When he thought about it, he said, the post-election crisis taught him not that tribalism is a destructive tool of political elites but that his tribe is perhaps his only refuge anymore. The Kalenjin, he figured, have decided the same.
"We Kikuyus, we are uniting," Ngaruiya said. "And the Kalenjin, they follow their leaders so strongly. We know that. This thing has made tribalism stronger."
Kiambaa, a mostly Kikuyu community of yellowy fields and shaded red dirt paths, is relatively quiet these days; only about half of its residents have returned from tented displacement camps. Where the church was burned, two rows of low, wooden crosses, already overgrown with weeds, mark the graves of people who died inside, most of whom were women and children.
Tensions here remain so high that local Kalenjin leaders objected to building more permanent cement graves or a memorial, saying it would amount to an admission of guilt, or even a curse.
'It's taking too long'
One of those objectors is Alfred Kiplamai Bor, an influential Kalenjin elder whose sprawling family farm is just across a barbed wire fence from Kiambaa. He is accused of helping to finance Kalenjin militias, which poured across his farm to attack his neighbors at Kiambaa, a charge he denies. Bor's sons were recently acquitted in a Kenyan court of charges that they directed the militias and helped burn the church, a trial that many Kikuyu victims said was deeply flawed.
Bor, 88, calls Kikuyu neighbors "thieves" and accuses them of a sordid array of tribal practices that he calls "uncivilized."
"They are not wanted here," said the elder, sitting at his home on a little hill, where he's hosted some of Kenya's top Kalenjin leaders. "To solve this thing, it's very difficult."
Before the election, the Bors bought sugar and other goods from Kikuyus in Kiambaa. Kikuyus walked to Bor's farm for milk and corn. With few exceptions, those simple gestures of trust have not resumed.
One of Bor's sons, Emmanuel, said he does not share his father's views, though he feels in some way captive to them. When the militias arrived at his farm on New Year's Day -- by his count, more than 1,000 young men smeared with mud to disguise their faces -- he said he had little choice but to pretend to join them. Had he declined, he said, he might have been killed. When he arrived at the burning church, he said, his conscience told him to help. He said he yelled at the militias to open the church door before the building collapsed. He was there to rescue his neighbors, he said, not to burn them.
"These are people I've grown up with here," Emmanuel Bor said. "I don't know why they've not come back. This reconciliation is worrying. It's taking too long."

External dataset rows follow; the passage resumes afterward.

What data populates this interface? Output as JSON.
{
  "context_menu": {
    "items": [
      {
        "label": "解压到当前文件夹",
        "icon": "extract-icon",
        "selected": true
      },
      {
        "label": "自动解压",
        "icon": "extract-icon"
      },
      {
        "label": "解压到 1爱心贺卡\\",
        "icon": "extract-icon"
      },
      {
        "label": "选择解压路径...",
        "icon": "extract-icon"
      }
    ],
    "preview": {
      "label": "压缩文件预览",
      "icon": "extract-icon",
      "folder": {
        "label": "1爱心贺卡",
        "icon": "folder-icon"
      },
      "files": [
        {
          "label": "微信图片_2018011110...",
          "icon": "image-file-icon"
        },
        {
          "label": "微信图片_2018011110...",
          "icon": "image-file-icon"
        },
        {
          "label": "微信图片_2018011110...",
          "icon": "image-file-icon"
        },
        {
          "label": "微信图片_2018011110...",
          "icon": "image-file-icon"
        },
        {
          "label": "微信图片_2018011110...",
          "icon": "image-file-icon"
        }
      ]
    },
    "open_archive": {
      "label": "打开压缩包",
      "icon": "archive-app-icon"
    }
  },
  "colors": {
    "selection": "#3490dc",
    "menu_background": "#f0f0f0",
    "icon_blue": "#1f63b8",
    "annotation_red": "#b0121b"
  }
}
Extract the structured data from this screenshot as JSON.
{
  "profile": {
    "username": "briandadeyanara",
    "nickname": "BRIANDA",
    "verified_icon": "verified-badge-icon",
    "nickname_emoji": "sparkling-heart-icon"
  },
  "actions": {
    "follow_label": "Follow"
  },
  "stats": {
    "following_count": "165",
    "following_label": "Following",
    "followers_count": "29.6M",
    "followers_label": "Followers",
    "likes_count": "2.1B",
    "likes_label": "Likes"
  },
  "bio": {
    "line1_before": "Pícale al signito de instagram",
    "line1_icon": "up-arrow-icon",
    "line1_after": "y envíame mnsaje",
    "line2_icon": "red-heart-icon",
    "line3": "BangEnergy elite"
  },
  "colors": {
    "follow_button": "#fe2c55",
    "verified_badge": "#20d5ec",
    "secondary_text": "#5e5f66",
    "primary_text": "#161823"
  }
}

He walked outside his house then, across his field, under the barbed wire and into Kiambaa. It was getting dark, and the silence of the place was odd.
"This place was so full and busy," Bor said, walking past burned-out houses. "But listen now -- only bats. What keeps people away? I really don't understand." There are some Kikuyu neighbors who believe the younger Bor's story and have been branded traitors for it. Others said that even if they wanted to believe him, they cannot.
"We don't know what they are planning," said Regina Muthoni Nyokobi, whose mother died in her wheelchair in the church fire and who sometimes dreams of revenge. "We don't know their hearts."